Apr
21
In Memory, a confidante reveals to a young Philippe Grimbert secrets kept from him by his own family. Each short chapter brings both narrator and reader closer to mapping out the devastating past his parents were forced to endure. In his boyhood journals, Grimbert envisions how his father met and fell in love his mother, but is later forced to revise this narrative as the true one unravels before him. Uncovered information concerning his parents’ former lovers and changes in the spelling of his surname encourages Grimbert to finally confront his father, who had always held his anemic and bated son in contempt. Having two superior athletes as parents, Grimbert’s physical shortcomings haunt him into developing an obsession with the human form that rivals Kafka’s.
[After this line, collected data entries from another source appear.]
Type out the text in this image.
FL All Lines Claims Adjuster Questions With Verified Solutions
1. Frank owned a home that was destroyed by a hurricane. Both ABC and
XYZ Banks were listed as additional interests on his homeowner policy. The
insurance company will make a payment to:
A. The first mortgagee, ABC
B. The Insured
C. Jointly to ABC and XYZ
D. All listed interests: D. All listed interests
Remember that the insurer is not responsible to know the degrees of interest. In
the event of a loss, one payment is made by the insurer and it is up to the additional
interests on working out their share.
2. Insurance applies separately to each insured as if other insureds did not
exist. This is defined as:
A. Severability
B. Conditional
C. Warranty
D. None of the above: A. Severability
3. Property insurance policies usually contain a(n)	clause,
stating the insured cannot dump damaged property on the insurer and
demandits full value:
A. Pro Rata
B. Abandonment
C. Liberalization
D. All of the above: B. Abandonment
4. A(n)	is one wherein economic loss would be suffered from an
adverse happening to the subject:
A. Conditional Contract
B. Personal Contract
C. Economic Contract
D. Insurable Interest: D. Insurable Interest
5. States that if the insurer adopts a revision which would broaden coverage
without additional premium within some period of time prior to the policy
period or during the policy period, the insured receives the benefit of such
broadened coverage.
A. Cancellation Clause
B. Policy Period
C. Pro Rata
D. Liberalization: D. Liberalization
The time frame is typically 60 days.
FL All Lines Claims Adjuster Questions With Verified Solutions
Between the shared narratives of father and son, this historical family portrait discloses, through self-pity and regret, the significance of accepting, forgiving and, most importantly, not forgetting one’s past.I recommend this story to anyone who has ever fought invisible foes, has ever suspected their family of hiding something greater than a cookie recipe, or is interested in reading a beautiful and seductive study on the human body. Like most stories written on the aftermath of WWII, this is sure to break your heart and torture your soul.Memory is the second novel by Philippe Grimbert, who is also a published psychoanalyst. In 2007 Claude Miller adapted Un secret, as it is known in France, into a film starring Patrick Bruel and Cécile de France.